Formation of current sheets in magnetic reconnection

An ideal evolution of magnetic fields in three spatial dimensions tends to cause neighboring field lines to increase their separation exponentially with distance ℓ along the lines, δ(ℓ)=δ(0)eσ(ℓ). The non-ideal effects required to break magnetic field line connections scale as e−σ, so the breaking of connections is inevitable for σ sufficiently large—even though the current density need nowhere be large. When the changes in field line connections occur rapidly compared to an Alfvén transit time, the constancy of j||/B along the magnetic field required for a force-free equilibrium is broken in the region where the change occurs, and an Alfvénic relaxation of j||/B occurs. Independent of the original spatial distribution of j||/B, the evolution is into a sheet current, which is stretched by a factor eσ in width and contracted by a factor eσ in thickness with the current density j|| increasing as eσ. The dissipation of these sheet currents and their associated vorticity sheets appears to be the mechanism for transferring energy from a reconnecting magnetic field to a plasma.
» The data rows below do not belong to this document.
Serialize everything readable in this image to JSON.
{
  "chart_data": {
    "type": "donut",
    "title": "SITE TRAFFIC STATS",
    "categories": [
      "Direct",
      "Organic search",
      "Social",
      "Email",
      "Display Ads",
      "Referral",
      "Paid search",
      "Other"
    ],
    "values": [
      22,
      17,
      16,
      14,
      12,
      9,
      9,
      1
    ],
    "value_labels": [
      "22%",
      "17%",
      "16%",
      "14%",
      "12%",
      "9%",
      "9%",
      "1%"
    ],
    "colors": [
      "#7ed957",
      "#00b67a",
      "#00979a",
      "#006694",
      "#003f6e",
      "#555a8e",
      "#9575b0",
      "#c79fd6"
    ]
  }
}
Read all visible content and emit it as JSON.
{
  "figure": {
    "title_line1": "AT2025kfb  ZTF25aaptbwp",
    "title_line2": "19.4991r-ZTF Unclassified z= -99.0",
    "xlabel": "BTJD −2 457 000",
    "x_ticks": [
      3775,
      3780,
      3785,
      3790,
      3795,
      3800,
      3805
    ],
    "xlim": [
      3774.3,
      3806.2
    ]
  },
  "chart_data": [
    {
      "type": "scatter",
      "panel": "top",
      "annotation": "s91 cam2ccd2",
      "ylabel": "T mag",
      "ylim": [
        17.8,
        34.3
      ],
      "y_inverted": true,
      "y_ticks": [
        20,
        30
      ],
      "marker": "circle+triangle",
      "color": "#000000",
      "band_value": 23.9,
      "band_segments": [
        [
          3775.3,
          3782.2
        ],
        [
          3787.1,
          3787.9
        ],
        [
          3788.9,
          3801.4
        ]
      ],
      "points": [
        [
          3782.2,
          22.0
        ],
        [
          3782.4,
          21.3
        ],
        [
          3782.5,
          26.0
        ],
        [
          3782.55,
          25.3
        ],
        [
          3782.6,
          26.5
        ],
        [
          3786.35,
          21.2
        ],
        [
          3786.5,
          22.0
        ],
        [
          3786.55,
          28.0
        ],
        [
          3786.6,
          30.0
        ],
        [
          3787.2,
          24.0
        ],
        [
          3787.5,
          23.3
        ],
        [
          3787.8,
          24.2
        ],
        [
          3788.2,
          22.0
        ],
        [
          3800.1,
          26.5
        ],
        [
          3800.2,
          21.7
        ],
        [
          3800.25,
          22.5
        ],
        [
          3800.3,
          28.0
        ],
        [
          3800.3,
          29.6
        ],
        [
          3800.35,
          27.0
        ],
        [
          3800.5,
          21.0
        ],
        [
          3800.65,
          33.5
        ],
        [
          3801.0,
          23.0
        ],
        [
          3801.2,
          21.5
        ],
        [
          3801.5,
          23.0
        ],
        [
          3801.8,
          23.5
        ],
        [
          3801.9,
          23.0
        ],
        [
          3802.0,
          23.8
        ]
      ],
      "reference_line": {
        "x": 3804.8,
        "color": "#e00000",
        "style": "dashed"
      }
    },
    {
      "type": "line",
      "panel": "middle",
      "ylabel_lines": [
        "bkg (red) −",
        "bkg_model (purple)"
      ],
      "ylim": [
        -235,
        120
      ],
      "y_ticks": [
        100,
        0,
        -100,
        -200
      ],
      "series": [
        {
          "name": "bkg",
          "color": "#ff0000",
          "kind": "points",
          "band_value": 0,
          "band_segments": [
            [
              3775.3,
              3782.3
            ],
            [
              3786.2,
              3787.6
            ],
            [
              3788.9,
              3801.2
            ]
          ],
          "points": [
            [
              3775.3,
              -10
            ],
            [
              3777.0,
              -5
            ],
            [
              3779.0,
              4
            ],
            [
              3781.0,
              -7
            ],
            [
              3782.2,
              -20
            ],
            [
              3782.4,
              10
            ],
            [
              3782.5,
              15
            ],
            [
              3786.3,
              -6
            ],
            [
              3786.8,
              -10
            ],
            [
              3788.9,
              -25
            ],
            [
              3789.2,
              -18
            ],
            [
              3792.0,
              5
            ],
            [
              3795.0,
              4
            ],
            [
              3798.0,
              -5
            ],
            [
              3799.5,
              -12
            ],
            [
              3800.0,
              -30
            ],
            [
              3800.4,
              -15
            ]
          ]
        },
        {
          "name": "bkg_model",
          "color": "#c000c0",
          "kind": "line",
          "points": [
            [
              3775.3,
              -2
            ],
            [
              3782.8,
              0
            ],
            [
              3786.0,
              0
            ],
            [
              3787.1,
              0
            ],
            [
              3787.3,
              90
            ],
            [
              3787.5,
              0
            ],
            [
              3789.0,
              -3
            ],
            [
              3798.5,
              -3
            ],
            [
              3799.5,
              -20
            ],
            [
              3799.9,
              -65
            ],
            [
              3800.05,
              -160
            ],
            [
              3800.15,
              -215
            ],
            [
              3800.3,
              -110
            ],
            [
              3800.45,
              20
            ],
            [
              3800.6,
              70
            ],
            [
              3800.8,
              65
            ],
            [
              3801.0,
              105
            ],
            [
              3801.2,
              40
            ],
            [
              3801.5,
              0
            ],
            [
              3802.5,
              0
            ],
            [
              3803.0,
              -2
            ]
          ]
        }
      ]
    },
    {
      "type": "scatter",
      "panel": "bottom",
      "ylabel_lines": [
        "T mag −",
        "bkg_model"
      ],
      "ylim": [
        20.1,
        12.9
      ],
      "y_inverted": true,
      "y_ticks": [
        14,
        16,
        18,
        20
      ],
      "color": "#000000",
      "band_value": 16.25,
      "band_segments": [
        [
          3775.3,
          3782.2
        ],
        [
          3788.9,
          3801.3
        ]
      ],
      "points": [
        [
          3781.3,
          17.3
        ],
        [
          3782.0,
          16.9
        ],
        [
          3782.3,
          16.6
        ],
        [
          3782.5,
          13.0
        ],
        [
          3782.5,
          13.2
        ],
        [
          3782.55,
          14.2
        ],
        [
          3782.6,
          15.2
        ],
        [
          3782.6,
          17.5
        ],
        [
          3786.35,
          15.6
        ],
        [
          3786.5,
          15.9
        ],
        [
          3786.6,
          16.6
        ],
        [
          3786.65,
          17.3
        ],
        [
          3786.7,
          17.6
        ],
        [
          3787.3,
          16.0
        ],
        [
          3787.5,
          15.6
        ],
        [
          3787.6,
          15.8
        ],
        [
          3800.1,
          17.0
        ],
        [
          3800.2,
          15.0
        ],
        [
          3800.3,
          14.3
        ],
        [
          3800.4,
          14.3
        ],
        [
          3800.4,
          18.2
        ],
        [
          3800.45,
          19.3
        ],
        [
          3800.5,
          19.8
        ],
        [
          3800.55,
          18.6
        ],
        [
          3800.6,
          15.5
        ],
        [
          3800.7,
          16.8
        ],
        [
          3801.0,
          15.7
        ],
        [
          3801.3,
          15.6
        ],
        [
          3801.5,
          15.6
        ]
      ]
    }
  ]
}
Harris sheets, which are used in models of magnetic reconnection, are shown to break up in the direction of current flow when they have a finite width and are in a plasma in force equilibrium. The dependence of the longterm nature of magnetic reconnection in systems driven by footpoint motion can be studied in a model that allows qualitative variation in the nature of that motion: slow or fast motion compared to the Alfvén transit time and the neighboring footpoints either exponentially separating in time or not.